Le spectre de l’attentisme plane dangereusement. La ministre souligne que « attendre, ce serait prendre le risque que tout soit suspendu jusqu’en 2027, sans visibilité sur la ligne, la méthode ou l’engagement du prochain président de la République ». Une situation qui expose la Nouvelle-Calédonie à une instabilité chronique, quatre ans après le rejet de l’indépendance lors du dernier référendum.
Les conséquences de cette paralysie sont déjà visibles et se font cruellement ressentir. Les Outre-mer, déjà fragilisés, subissent de plein fouet les retards dans l’adoption du budget pour 2026. Naïma Moutchou ne cache pas son inquiétude : « Mon rôle est de regarder les conséquences très concrètes du retard pris dans l’adoption du budget.

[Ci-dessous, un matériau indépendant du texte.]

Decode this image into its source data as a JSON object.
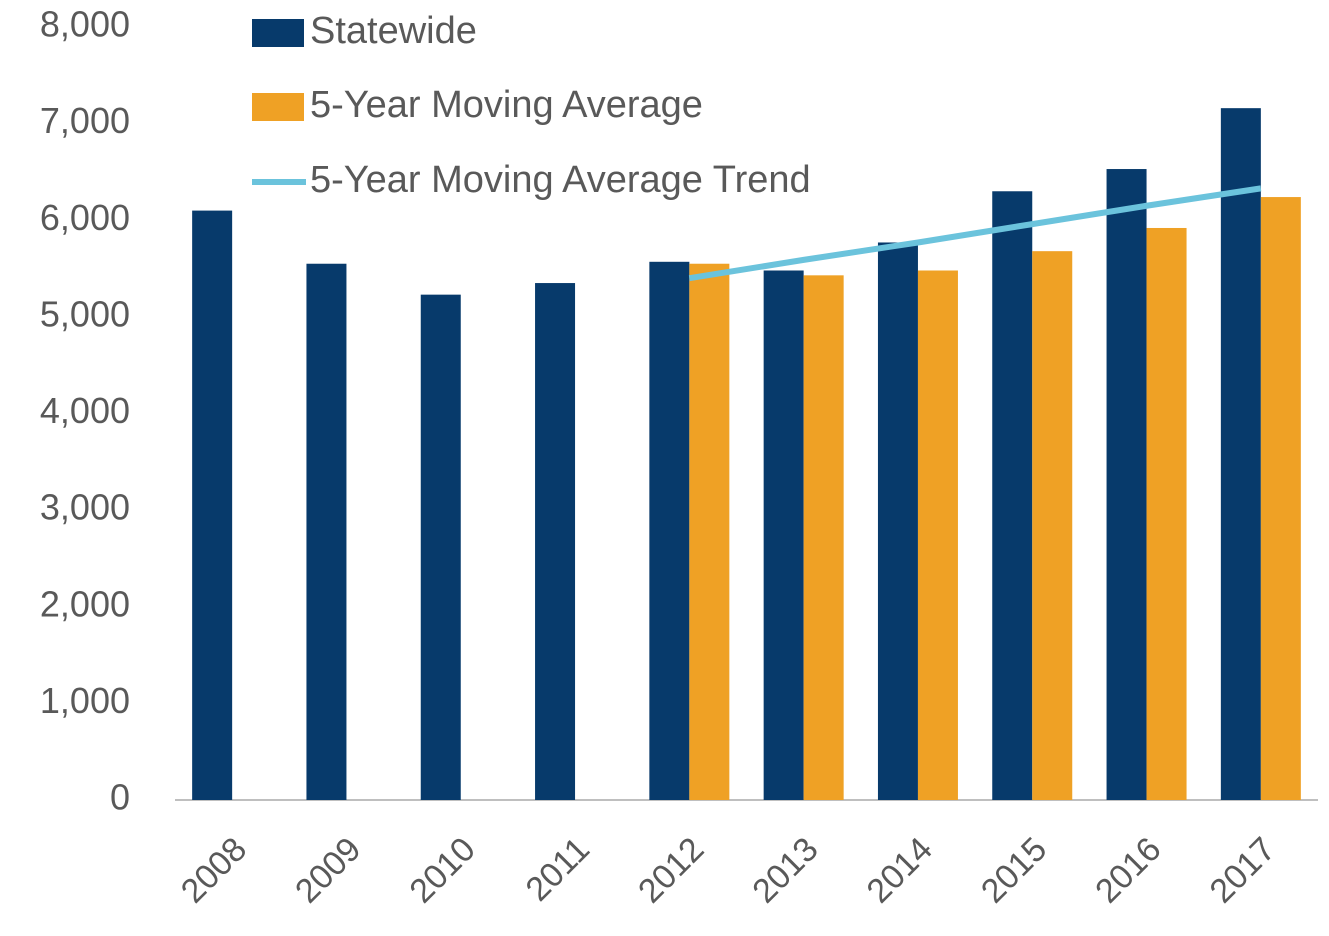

Et elles sont claires : les Outre-mer, déjà fragilisés, en subissent les premiers effets et ne peuvent pas se permettre d’attendre… ». Cette coupe budgétaire de 160 millions d’euros par rapport à 2025, conjuguée à des réductions drastiques sur les dispositifs de soutien aux entreprises ultramarines, promet un choc fiscal dévastateur.
L’économie calédonienne, déjà exsangue après les émeutes de mai 2024 qui ont causé 14 morts et plus de 2 milliards d’euros de dégâts, risque de s’effondrer davantage. L’absence du FLNKS aux discussions cruciales à l’Élysée ne fait qu’accentuer le sentiment d’une impasse stratégique et politique, rendant toute solution complexe et incertaine.